At those two events, Archambault says, “There were students who don’t typically get to play sports at our university that were able to play.”
Students at Southern also have another option, if they are not recruited or do not successfully walk-on to an NCAA program, or do not want to take part in a Division II atmosphere altogether. They may also participate in a club sport. Recently, Southern has seen success in its men’s and women’s rugby clubs but they also have sports such as men’s ice hockey, golf and ultimate Frisbee.
Musson says the campus recreation office is always open to hearing new ideas for club sports, but they require more dedication than intramurals.
According to Musson, club sports have a much bigger time commitment in terms of practices, games or travel.
“There may also be some cost associated with it; ice hockey may require a lot more upfront dues than the step team,” says Musson.
Archambault says this is exactly the reason for intramural sports. “Higher intensity” students will always flock to a club sport, but intramurals retain a light-heartedness that can be comforting.
“Intramurals offer a program where people do not have the same time commitment or may not have the same skill level as a club student-athlete but still want that same experience,” Archambault says. “Some people just do not want to be in that competitive atmosphere.”
Bacharach says that even at this level of competition, he still enjoys vying for the sake of sport.
“I always viewed playing better teams as a way for us to be challenged,” Bacharach says, “and playing worse teams gave them a chance to be challenged which makes them improve.”
He says that little bit of competition is important so that nobody wastes their time, even if they don not play at a NCAA skill level.
Archambault says that the goal is to instate her intramural, wheelchair basketball, as a club sport in the future. For now, she says the intramural arrangement allows students to explore the sport “without the added pressure.”
Musson describes the relationship between athletic staff as generally very good. He says there is a lot of cooperation between campus recreation and the athletic department, especially in terms of coordinating facility times.
At Southern, several sports and activities regularly occur on Jess Dow Field. In Division II, Southern’s football, field hockey, lacrosse and soccer teams all compete on the same turf throughout the year. Some club sports, like men’s and women’s rugby, receive some time there for games as well.
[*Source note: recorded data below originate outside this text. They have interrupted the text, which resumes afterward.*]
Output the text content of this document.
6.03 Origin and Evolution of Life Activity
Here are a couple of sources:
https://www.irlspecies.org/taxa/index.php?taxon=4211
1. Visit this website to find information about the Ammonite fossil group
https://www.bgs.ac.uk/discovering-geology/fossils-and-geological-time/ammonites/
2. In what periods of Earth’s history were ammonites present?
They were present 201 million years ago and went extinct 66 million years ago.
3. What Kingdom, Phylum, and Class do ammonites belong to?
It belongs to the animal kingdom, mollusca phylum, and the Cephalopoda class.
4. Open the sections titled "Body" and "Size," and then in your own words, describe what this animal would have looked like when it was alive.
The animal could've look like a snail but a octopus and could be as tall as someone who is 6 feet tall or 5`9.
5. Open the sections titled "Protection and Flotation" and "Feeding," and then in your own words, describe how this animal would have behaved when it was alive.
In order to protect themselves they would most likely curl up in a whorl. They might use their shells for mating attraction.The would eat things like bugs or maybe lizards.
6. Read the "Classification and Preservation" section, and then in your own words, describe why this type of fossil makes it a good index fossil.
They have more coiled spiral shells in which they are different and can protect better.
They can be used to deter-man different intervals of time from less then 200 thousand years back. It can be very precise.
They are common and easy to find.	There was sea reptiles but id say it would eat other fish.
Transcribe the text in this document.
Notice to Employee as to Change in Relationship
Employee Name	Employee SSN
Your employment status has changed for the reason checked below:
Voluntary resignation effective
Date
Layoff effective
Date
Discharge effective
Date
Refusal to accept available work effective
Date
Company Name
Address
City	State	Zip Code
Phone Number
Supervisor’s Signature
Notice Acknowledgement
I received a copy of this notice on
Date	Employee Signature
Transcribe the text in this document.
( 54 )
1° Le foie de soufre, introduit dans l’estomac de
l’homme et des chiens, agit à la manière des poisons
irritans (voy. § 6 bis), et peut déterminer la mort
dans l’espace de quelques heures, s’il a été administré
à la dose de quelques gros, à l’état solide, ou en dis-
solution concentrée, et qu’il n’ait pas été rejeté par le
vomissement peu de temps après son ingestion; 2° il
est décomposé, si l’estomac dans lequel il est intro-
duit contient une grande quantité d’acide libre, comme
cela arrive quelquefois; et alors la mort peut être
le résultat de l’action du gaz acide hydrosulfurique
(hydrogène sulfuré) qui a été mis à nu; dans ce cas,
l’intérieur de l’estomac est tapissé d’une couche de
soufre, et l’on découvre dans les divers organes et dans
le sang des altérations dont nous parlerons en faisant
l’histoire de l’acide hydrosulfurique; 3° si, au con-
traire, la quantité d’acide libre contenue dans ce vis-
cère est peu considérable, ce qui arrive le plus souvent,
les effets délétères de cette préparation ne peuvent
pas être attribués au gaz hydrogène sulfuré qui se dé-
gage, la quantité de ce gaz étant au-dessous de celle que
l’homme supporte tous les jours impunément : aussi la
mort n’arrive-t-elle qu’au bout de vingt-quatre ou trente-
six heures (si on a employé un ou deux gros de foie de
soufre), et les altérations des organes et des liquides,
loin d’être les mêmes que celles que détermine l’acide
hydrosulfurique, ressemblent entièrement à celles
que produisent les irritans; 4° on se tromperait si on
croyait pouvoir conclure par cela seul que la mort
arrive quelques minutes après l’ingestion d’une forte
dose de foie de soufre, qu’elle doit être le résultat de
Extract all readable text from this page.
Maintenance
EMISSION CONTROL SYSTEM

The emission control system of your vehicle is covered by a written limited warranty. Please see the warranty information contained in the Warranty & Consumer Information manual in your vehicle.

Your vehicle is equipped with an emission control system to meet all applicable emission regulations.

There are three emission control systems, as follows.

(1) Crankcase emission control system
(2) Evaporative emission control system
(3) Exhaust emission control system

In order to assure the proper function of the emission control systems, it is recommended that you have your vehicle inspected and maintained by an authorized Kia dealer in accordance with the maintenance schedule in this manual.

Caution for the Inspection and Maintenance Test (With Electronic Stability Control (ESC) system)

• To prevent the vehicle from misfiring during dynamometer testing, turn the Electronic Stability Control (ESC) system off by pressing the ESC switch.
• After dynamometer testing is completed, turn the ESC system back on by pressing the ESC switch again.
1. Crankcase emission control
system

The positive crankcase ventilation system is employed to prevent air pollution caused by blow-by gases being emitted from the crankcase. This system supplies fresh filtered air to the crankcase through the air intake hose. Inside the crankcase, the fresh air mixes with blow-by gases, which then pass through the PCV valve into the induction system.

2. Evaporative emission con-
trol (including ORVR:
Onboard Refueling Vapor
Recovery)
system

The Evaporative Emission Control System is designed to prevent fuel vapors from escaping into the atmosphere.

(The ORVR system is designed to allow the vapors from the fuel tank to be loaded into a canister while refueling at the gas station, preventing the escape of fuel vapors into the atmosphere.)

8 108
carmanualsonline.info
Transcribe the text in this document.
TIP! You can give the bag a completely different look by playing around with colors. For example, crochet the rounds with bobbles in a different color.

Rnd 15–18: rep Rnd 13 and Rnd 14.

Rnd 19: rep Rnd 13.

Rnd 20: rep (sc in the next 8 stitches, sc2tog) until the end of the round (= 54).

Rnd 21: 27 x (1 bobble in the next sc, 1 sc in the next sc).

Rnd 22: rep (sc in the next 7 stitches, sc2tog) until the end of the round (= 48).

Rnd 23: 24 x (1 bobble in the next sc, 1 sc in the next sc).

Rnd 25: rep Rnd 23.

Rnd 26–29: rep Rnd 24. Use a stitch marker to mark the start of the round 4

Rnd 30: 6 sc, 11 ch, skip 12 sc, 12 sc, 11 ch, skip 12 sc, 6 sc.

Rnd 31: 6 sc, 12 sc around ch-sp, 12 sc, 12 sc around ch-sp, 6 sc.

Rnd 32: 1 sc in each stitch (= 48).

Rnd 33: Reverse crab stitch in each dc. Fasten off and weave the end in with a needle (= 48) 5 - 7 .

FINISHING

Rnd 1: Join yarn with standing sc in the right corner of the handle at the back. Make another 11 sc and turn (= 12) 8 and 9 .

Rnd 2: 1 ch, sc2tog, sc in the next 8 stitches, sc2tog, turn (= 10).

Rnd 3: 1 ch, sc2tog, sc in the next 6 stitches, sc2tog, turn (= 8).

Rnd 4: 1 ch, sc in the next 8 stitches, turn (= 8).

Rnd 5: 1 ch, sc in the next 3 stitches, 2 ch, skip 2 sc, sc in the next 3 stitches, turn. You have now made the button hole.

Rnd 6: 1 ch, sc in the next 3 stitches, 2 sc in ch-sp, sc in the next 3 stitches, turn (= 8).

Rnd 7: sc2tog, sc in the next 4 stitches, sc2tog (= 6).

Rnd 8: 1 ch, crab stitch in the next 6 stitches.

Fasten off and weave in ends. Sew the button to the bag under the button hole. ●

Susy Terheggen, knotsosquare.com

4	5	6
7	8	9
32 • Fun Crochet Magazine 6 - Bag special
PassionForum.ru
Southern’s intramurals use appropriate facilities for respective sports, so for winter sports like dodge ball or indoor soccer, students utilize the Moore Field House. As is the case during the fall season at Jess Dow Field, intramural student-athletes will have to work around the men’s and women’s basketball schedules as they are in-season from the middle of November until sometime in the early spring, around February or March.
Musson says, “there’s one facility that’s well-lit and accessible and then there’s the one indoor facility,” speaking of both Jess Dow Field and the Moore Field House.
There is also Pelz Gymnasium, which is home to several athletic offices and the women’s volleyball team.
However, Musson says it doesn’t get much use between anyone.
Basketball, dodge ball and softball have all been offered as intramurals, as well as flag football, wheelchair basketball, and indoor soccer. Bacharach says he has observed flag football and basketball to be the most popular intramural activities, with softball following closely behind. All of Southern’s intramurals are laid out on IMLeagues.com, where students can register before or during the season.
Bacharach says he has played intramural sports and club sports at Southern to meet friends, and compete in a healthy way. He says at Southern, intramurals and club sports will give “just enough competition for the amount of time commitment.”